PrimeBlock, a Bitcoin mining company, has agreed to a merger with 10X Capital Venture Acquisition Corp. II (VCXA), a special purpose acquisition company (SPAC).
PrimeBlock is planning to go public
After Bloomberg reported last year that the deal would be valued at about $1.5 billion and that SPAC planned to raise at least $150 million for the transaction through private investment in public equity (PIPE), PrimeBlock announced that it had received $300 million in committed equity financing from Cantor Fitzgerald affiliate CF Principal Investments LLC and that the combined company will have an estimated enterprise value of $1.25 billion after the transaction closes. Gaurav Budhrani, a former Goldman Sachs investment banker, will lead the combined company.
According to the report, PrimeBlock generated $24.4 million in revenue in the fourth quarter of 2021, has 110 megawatts of installed data center capacity across its 12 North American facilities, and sources about 60% of its electricity from carbon-free sources, with plans to offset the rest. The merger is expected to be closed in the second half of 2022 and the merged company will trade on the Nasdaq.
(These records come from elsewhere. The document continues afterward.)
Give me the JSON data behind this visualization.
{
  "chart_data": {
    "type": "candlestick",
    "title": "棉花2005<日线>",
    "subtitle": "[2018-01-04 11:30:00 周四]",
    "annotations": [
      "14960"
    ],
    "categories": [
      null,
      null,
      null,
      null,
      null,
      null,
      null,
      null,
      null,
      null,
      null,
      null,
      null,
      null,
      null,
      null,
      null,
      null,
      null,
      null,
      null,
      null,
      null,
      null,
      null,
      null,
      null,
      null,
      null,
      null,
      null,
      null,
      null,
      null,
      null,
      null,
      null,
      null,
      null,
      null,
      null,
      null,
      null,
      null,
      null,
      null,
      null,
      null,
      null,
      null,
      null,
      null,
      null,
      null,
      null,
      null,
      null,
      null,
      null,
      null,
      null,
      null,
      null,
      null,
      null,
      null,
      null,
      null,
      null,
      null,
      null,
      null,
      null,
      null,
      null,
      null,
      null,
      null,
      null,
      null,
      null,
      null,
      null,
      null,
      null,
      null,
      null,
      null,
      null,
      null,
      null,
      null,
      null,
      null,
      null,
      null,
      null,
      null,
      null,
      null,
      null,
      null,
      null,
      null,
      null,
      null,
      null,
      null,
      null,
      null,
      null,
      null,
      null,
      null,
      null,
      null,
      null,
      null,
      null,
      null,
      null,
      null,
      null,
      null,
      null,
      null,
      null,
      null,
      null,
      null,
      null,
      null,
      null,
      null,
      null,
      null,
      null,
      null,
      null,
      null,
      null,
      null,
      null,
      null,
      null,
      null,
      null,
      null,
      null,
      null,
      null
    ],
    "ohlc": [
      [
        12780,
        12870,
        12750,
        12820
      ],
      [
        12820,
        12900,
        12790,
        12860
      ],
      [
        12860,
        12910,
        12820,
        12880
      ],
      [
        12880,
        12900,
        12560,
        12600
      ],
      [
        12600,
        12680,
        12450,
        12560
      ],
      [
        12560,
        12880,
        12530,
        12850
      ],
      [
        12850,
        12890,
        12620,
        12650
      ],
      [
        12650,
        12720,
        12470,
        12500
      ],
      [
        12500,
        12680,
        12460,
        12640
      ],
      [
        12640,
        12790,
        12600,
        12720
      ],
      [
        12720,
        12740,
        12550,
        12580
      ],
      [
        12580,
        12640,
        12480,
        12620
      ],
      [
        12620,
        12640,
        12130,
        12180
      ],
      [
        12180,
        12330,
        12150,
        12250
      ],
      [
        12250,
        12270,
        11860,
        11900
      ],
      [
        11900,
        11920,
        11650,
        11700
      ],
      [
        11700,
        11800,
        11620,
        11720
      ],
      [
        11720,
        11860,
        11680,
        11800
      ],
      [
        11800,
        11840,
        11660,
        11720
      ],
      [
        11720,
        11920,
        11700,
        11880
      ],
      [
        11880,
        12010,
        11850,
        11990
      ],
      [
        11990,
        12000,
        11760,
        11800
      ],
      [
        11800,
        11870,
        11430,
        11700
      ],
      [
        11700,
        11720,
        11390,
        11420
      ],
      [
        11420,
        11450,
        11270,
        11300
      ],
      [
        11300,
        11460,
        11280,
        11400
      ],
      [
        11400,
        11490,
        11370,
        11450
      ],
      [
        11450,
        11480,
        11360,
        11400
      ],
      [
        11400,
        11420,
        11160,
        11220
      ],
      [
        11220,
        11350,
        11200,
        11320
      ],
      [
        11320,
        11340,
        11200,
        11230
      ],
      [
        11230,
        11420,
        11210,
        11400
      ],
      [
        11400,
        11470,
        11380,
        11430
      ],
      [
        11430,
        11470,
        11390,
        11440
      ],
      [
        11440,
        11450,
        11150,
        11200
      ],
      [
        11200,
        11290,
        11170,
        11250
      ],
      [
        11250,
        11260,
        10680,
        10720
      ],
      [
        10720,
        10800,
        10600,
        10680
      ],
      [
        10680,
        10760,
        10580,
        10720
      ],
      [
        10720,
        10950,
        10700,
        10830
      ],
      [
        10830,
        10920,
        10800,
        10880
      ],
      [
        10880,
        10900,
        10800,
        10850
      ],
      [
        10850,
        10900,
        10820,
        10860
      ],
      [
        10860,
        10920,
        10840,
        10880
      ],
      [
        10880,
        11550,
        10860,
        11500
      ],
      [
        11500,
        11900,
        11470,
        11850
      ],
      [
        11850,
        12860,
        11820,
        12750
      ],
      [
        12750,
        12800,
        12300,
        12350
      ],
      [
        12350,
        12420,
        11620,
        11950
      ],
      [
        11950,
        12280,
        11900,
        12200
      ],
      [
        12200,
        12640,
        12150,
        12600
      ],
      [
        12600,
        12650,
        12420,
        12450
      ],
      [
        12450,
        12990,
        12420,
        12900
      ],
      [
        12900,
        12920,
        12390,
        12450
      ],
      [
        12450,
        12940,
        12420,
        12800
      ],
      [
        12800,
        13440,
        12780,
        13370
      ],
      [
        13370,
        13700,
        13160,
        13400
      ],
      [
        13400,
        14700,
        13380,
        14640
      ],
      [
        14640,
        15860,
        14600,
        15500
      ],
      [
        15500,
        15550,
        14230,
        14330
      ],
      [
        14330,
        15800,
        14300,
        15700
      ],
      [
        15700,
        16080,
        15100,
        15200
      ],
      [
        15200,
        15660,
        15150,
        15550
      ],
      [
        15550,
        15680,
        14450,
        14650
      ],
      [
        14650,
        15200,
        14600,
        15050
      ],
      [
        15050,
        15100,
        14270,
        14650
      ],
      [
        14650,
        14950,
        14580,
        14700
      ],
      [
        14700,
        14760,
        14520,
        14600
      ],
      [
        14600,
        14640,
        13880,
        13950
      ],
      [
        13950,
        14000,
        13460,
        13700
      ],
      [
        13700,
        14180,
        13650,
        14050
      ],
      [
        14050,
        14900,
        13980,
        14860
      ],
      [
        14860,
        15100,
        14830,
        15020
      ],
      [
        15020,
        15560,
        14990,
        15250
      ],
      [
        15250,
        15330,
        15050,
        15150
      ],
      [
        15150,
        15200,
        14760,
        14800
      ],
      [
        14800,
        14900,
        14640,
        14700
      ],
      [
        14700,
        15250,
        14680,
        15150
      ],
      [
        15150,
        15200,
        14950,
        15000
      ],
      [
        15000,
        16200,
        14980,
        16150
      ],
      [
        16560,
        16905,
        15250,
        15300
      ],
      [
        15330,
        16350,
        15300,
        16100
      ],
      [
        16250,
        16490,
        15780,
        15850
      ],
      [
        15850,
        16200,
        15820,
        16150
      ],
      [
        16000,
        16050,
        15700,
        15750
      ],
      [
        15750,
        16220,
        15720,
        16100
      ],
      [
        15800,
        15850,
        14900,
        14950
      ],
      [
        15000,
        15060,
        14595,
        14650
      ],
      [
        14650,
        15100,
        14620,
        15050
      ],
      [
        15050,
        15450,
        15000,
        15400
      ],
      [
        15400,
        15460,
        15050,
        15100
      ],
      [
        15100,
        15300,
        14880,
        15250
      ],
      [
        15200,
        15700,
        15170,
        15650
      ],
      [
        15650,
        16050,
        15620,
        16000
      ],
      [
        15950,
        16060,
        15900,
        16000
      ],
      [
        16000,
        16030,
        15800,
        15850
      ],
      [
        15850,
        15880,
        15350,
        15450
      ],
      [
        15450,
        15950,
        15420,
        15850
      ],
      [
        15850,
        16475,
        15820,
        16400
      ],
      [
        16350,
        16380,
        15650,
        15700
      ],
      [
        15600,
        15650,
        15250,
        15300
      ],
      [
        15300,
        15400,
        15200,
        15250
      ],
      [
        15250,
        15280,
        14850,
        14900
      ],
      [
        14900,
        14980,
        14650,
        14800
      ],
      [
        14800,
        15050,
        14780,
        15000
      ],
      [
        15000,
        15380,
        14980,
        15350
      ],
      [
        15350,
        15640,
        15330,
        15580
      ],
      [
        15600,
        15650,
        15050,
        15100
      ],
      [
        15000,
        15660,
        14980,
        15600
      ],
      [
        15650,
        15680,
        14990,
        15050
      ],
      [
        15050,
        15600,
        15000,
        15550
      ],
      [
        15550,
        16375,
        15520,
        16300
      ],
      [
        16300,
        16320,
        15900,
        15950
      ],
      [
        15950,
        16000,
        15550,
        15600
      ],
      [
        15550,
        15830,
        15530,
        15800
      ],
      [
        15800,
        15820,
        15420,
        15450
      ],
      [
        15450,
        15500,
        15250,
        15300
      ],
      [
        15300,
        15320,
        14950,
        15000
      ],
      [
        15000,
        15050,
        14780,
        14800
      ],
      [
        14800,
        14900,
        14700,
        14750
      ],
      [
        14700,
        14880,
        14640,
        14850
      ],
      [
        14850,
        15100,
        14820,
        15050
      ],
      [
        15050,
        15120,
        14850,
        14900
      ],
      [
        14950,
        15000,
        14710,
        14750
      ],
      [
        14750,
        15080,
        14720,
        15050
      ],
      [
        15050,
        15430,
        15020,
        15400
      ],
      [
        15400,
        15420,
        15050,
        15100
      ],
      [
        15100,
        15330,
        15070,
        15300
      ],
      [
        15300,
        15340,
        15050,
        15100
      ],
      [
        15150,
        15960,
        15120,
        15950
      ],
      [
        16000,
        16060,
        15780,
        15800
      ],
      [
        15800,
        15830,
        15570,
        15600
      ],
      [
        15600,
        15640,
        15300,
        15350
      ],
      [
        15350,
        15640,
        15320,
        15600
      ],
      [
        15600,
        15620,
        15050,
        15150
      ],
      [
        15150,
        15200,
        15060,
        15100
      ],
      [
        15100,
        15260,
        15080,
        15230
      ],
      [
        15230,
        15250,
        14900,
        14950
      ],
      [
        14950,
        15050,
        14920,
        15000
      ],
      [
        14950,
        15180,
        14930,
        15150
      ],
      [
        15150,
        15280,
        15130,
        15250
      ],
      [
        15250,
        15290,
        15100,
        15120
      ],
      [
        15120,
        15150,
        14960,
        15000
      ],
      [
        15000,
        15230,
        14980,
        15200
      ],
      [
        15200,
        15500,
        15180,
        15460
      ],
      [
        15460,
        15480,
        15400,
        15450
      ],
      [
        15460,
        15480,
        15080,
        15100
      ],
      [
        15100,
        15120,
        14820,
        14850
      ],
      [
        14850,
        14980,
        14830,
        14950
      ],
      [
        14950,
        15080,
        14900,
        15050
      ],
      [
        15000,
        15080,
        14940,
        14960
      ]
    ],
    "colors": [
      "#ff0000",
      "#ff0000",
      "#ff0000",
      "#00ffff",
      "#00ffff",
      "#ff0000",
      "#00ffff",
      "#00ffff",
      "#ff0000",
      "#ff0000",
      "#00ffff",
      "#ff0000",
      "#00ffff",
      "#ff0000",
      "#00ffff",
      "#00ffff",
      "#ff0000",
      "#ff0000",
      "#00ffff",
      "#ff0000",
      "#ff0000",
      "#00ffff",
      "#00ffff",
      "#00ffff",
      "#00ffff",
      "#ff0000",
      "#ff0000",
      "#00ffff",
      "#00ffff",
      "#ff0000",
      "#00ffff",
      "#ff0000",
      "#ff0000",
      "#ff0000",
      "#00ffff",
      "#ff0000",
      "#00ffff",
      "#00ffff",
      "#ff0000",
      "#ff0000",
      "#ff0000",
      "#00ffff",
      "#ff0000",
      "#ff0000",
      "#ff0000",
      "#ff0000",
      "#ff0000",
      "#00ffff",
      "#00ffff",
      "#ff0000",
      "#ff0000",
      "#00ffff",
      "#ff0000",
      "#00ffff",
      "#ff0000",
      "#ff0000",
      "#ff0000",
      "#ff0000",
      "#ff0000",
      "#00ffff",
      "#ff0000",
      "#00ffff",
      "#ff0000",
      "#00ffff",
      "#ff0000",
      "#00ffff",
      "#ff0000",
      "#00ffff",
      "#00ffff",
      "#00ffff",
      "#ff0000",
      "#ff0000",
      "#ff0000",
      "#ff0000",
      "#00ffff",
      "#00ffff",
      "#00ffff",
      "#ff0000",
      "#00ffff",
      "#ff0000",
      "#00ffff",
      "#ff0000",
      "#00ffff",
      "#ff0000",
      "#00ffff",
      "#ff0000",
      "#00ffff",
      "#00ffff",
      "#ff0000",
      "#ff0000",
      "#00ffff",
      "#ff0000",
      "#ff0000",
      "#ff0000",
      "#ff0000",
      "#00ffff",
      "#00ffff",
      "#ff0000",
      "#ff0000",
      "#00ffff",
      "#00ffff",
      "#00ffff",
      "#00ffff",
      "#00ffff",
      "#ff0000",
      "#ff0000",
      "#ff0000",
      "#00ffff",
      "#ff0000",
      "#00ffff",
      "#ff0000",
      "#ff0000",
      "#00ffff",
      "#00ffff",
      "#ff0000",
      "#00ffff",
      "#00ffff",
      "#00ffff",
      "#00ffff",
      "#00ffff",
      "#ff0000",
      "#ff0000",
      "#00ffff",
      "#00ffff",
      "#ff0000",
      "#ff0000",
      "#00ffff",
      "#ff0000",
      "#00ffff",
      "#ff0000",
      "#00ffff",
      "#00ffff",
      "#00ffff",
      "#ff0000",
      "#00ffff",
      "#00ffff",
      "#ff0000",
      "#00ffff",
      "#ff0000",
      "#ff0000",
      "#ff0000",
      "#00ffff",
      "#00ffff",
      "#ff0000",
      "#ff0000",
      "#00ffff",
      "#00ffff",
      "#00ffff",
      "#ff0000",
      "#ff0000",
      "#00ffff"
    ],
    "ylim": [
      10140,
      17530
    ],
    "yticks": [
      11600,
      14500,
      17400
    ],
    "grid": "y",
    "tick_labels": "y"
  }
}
What’s the deal with all these SPACs?
Last week, Coincheck, one of Japan’s largest crypto exchanges, announced plans to go public via a Nasdaq-listed SPV, and numerous other crypto companies, including Bullish, Circle, and Bitdeer, have expressed interest in the SPAC model, but why is it so popular? Well, SPAC IPOs can be much faster than traditional IPOs, as a SPAC merger typically takes 3-6 months, while an IPO typically takes 12-18 months.
SPACs have recently attracted the attention of regulators because the fast-track process allows some companies to go public with grandiose projections, often without even a product. As a result, the SEC has proposed new guidelines for SPACs that would bring disclosure more in line with the traditional IPO process. It will be exciting to see how this affects the listings of many of these crypto companies.